Tijdens de zitting op 28 juli 2021 heeft verzoekster haar standpunt toegelicht, waarbij zij benadrukte dat er geen bewijs was dat zij betrokken was bij de drugshandel. De voorzieningenrechter heeft de feiten en omstandigheden van de zaak zorgvuldig gewogen, met bijzondere aandacht voor de gevolgen van de sluiting voor verzoekster. De voorzieningenrechter oordeelde dat de burgemeester niet aannemelijk had gemaakt dat verzoekster op de hoogte was van de aanwezigheid van drugs in haar woning. De voorzieningenrechter heeft geconcludeerd dat de sluiting van de woning een onevenredig nadeel voor verzoekster zou opleveren, vooral gezien de huidige woningmarkt en haar financiële situatie.

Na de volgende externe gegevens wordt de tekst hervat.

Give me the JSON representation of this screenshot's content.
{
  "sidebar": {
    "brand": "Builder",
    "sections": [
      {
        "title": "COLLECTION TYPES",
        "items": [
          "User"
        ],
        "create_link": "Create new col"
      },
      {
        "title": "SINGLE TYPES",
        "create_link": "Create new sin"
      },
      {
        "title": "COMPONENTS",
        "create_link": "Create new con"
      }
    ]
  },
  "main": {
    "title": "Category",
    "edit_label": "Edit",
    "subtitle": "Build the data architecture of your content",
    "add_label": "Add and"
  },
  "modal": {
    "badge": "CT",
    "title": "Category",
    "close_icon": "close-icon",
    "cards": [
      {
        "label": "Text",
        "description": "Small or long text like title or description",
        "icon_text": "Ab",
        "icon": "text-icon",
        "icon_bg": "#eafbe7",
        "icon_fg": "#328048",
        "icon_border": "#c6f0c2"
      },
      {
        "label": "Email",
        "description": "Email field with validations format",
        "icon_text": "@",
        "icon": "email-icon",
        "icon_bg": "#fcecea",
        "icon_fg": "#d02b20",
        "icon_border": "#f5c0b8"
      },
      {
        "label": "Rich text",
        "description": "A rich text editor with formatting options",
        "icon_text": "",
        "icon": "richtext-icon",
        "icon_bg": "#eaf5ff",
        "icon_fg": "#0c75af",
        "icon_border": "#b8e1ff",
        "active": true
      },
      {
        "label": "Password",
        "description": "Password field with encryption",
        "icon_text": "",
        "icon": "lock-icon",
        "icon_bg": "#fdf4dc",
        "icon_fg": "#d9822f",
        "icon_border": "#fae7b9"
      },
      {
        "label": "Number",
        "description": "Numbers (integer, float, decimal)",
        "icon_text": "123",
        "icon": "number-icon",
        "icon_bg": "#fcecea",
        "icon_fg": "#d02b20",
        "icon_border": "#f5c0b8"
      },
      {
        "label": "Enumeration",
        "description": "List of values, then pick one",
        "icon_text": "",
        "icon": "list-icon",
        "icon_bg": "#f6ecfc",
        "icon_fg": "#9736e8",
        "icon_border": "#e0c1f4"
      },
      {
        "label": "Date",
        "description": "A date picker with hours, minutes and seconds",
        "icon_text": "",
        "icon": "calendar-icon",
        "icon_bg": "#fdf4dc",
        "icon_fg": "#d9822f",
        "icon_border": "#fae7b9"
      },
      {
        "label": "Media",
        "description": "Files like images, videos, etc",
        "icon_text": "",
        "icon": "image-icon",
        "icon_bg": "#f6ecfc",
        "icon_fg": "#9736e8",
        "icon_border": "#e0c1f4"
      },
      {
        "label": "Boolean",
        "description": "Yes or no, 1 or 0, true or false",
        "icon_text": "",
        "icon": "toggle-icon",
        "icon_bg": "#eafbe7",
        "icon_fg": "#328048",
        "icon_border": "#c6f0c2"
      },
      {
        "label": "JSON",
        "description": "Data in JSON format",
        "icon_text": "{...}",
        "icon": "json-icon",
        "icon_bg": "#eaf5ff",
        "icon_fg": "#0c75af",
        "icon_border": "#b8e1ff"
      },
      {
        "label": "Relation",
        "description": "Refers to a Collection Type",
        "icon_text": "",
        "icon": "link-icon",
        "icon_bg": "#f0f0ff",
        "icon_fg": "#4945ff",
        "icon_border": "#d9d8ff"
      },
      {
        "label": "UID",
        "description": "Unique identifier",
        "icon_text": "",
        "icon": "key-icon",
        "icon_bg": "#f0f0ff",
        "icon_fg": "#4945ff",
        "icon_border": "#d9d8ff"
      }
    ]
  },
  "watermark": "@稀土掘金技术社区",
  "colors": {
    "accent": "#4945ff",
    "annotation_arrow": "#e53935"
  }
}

Daarom heeft de voorzieningenrechter het verzoek tot het treffen van een voorlopige voorziening toegewezen, de sluiting van de woning geschorst en de burgemeester veroordeeld tot vergoeding van de proceskosten en het griffierecht. Deze uitspraak is openbaar gemaakt op 3 augustus 2021, en er staat geen rechtsmiddel open tegen deze beslissing.

Uitspraak

RECHTBANK ZEELAND-WEST-BRABANT

Bestuursrecht
zaaknummer: BRE 21/2869 OPIUMW VV

uitspraak van 3 augustus 2021 van de voorzieningenrechter in de zaak tussen

[naam verzoekster] , te [woonplaats] , verzoekster,

gemachtigde: mr. W.N. Ramnun,
en

de burgemeester van de gemeente Waalwijk, verweerder.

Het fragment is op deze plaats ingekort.